The scenes of charnel house horror that Goya engraved in response to the Spanish Peninsular War began a tradition of war reportage in art that includes Manet's The Execution of Emperor Maximilian (1868), Don McCullin's war photography and, as a last desperate attempt to convey the truth of war in art, Chris Burden's Vietnam era performance Shoot (1971). A few years ago, the Chapmans translated the intense textures of Goya's etchings into the pornographically smooth surfaces of fibreglass modelling. But the bodies they built and suspended from a tree were no longer pitiable like Goya's; the sadism was explicit, the spectator complicit in a detached examination of expertly simulated wounds.
When Goya made his engravings, printmaking was the most modern and journalistic medium in which any artist could work - it's only since the birth of photography that prints have acquired a patina of fine art preciousness. For their series of prints after Goya's 'Disasters of War' (1999) Jake and Dinos learned the engraver's art then spent 30 days in a studio turning out image after image, infecting Goya's plates with the contemporary anachronisms and pretensions of printmaking. But their travesty of printmaking doesn't just insult Goya: they also sneer at the Modernist originality of Picasso, as exemplified by the 'Vollard Suite'. In his engravings, Picasso depicts his sculptures of Marie-Thérèse; in theirs, the Chapmans depict their mutant mannequins. 'Four anuses, sixty penises - it must be a girl', observes a spectator in one.
The Chapmans' etchings inhabit a parallel universe to the current vogue for comic books and cartoons, but whereas other artists might relish the cheap and cheerful aesthetic of cartooning, Jake and Dinos complicate it with High Art references and expensive-looking prints. Invoking a tradition from Goya to Robert Crumb, they demonstrate a genuine graphic skill, sharply delineating contrasting textures, and their watercoloured etchings often possess a weird beauty. But then they defecate all over fine art by scouring a Swastika across their accomplished Goya copy.
Ah, that Swastika. One of the prints shows the Chapmans' current modelling masterpiece in progress: a Nazi death camp in the shape of a Swastika emerging from a smoking volcano. If Goya was transfixed by the Napoleonic wars, then Jake and Dinos are transfixed by the Holocaust. In this series, they look not so much like sophisticated artists reworking art history as traumatised outsiders coming to terms with an unnameable atrocity, even though we know this is not the case - the ironic nature of the work is too emphatic. Nonetheless, you might mistake the Chapman brothers for people who cared. Their dream-like image of a boy running through the gates of Auschwitz could have come from a very effective comic book about the Holocaust, but it's undermined by the playful obscenities that mock any hint of sentimentality.

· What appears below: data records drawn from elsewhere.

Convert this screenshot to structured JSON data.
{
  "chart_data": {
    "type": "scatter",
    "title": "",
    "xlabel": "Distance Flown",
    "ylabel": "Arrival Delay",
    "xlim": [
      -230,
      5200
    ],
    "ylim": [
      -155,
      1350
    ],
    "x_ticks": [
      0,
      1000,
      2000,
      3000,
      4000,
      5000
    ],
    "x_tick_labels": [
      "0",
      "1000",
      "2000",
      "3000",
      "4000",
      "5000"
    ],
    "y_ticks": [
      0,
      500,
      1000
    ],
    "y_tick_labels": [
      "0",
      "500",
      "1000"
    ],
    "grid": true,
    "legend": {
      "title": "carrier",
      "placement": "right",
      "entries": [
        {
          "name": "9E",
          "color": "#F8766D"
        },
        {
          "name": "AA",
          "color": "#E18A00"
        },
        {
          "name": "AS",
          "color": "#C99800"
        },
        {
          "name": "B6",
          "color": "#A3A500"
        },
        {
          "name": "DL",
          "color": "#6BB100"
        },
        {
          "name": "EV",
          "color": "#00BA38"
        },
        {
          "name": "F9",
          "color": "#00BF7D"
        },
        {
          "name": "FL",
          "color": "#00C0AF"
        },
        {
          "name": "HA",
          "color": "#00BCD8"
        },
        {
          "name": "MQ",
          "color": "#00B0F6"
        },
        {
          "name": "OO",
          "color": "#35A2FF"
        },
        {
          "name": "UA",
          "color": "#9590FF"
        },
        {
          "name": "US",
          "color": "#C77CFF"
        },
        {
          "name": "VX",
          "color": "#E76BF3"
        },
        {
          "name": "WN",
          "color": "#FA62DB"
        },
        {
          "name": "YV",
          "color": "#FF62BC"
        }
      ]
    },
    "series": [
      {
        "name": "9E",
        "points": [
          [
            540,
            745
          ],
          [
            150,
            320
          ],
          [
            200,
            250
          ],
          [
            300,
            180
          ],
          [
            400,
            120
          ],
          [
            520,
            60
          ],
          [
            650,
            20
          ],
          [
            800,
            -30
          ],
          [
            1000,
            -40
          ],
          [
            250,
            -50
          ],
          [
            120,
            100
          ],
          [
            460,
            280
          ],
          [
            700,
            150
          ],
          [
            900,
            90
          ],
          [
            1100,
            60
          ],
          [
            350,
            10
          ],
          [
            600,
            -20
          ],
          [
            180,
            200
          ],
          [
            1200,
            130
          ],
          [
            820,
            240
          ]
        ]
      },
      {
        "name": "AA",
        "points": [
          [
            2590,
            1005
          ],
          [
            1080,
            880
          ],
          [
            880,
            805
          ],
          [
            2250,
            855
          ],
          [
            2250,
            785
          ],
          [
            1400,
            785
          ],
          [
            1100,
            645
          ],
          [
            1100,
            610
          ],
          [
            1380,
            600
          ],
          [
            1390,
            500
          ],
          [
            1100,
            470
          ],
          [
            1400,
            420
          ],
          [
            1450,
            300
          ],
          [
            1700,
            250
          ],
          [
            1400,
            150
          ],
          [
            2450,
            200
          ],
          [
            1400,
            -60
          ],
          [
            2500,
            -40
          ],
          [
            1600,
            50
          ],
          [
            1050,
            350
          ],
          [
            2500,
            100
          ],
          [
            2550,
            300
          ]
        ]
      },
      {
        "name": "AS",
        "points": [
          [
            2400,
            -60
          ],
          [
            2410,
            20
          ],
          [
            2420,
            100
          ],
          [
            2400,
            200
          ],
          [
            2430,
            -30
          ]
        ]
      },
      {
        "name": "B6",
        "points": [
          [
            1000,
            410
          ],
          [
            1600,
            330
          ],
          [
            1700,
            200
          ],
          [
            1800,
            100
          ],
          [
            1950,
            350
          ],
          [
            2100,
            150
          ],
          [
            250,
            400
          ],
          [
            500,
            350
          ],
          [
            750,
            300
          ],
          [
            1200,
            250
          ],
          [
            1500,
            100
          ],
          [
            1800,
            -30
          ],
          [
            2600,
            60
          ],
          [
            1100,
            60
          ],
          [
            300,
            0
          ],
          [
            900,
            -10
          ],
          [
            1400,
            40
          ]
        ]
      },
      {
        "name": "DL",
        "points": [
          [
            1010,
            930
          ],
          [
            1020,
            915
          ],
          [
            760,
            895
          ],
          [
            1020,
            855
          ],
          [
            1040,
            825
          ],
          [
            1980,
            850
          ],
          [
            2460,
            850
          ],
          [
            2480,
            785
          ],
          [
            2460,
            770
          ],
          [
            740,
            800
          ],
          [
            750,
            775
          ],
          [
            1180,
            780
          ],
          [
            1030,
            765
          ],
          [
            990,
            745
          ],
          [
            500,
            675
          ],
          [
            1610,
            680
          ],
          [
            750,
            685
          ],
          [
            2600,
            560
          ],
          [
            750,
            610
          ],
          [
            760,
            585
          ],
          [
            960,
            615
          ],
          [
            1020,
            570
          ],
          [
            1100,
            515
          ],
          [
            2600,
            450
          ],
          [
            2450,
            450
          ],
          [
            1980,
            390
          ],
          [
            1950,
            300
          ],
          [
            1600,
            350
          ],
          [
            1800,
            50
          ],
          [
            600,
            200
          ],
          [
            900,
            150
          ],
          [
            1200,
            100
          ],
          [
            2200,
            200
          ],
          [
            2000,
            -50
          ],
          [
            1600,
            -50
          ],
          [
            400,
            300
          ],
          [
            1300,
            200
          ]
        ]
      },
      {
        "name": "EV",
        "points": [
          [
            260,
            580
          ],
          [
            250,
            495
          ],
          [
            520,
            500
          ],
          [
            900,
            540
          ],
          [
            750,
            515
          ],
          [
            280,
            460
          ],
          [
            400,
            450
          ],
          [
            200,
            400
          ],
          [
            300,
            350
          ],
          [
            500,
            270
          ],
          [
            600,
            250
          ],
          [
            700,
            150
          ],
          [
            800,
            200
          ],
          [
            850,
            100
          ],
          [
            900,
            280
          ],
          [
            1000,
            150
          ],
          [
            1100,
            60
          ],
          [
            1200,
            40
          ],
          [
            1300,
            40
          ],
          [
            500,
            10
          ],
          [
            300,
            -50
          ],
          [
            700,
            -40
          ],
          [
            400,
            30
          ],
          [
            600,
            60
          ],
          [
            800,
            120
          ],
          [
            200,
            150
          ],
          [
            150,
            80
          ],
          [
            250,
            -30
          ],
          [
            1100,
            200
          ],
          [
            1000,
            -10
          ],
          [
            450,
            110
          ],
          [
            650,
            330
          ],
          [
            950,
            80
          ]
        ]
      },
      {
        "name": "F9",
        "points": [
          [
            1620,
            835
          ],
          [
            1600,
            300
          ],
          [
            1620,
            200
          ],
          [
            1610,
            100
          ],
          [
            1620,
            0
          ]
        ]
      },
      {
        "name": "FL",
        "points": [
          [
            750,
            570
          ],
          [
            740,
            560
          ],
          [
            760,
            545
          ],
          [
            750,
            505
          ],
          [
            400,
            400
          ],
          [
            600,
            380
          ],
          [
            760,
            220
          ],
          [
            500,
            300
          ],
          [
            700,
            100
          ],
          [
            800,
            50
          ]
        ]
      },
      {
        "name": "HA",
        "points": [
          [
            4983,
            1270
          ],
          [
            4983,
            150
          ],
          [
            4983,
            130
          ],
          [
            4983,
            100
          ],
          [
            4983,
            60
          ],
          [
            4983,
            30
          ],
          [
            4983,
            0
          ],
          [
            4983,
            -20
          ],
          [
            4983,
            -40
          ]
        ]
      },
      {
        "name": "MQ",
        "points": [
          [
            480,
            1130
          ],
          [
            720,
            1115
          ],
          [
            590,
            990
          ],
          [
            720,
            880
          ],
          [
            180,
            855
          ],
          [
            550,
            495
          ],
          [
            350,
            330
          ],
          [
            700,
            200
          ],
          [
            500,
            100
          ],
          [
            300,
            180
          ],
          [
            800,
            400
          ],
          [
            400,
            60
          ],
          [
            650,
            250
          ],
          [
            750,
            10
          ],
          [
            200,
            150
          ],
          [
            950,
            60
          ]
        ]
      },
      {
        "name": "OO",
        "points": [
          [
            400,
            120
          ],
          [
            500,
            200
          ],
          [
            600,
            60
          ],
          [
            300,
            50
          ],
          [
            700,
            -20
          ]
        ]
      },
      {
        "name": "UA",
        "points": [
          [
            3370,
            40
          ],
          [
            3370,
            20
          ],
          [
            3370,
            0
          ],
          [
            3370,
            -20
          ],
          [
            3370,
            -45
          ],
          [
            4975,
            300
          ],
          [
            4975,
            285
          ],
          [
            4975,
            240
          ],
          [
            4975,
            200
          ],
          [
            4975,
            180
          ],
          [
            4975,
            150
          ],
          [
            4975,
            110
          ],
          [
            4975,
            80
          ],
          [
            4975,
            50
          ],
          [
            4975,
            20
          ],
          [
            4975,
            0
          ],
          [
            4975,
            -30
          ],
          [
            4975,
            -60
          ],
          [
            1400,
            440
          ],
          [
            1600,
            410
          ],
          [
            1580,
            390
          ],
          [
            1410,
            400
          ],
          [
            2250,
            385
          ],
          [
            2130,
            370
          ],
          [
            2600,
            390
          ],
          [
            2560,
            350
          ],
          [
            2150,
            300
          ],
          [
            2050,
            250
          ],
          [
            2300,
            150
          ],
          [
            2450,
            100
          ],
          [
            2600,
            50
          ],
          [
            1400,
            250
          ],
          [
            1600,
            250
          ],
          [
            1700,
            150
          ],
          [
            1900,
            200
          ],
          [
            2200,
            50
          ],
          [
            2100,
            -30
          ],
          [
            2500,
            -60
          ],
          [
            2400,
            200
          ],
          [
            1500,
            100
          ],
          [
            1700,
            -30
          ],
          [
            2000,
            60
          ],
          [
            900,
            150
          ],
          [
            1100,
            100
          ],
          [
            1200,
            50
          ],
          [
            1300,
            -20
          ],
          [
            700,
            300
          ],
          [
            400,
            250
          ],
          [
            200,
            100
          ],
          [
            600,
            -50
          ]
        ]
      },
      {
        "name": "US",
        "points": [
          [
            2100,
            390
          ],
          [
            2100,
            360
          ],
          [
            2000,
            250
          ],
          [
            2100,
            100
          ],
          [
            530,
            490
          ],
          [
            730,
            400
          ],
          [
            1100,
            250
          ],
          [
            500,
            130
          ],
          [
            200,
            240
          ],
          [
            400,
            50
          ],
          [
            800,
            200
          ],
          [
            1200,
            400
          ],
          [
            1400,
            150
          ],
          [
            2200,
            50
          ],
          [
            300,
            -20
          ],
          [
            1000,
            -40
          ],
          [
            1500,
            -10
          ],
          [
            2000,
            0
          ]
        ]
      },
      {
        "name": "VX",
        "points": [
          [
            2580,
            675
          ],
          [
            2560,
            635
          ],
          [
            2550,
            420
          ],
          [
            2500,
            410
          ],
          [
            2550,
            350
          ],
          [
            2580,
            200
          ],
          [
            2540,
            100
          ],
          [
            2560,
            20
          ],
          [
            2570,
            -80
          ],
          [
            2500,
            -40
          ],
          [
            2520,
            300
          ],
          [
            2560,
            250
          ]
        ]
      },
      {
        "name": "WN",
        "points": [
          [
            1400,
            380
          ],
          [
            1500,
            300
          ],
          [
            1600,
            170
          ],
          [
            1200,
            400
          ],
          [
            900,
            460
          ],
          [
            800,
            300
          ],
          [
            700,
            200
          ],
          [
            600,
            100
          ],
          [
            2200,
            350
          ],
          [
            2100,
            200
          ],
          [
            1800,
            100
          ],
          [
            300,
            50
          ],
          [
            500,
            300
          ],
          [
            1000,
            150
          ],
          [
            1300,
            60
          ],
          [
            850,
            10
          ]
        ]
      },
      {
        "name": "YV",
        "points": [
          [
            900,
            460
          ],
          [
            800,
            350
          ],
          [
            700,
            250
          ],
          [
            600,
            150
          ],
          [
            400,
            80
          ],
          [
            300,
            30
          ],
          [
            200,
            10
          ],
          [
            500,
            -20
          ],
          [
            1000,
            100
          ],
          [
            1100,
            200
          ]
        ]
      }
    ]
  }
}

As this exhibition was opening, Robert Benigni won an Oscar for his performance as a clown who cheers up death camps in the life-affirming holocaust comedy Life Is Beautiful (1998). The cinematic representations of the Holocaust that everyone in the West has by now experienced have done nothing to prevent a new catastrophe in Kosovo. If modern history has taught us one thing it's that we can aestheticise any horror. The Chapmans' playing with the personae of different artists - Goya Crumb or the holocaust artist Charlotte Salomon - enables them to hold this aestheticism up to scrutiny. They caricature people looking at their own sculptures as if their own success were itself a Disaster of War.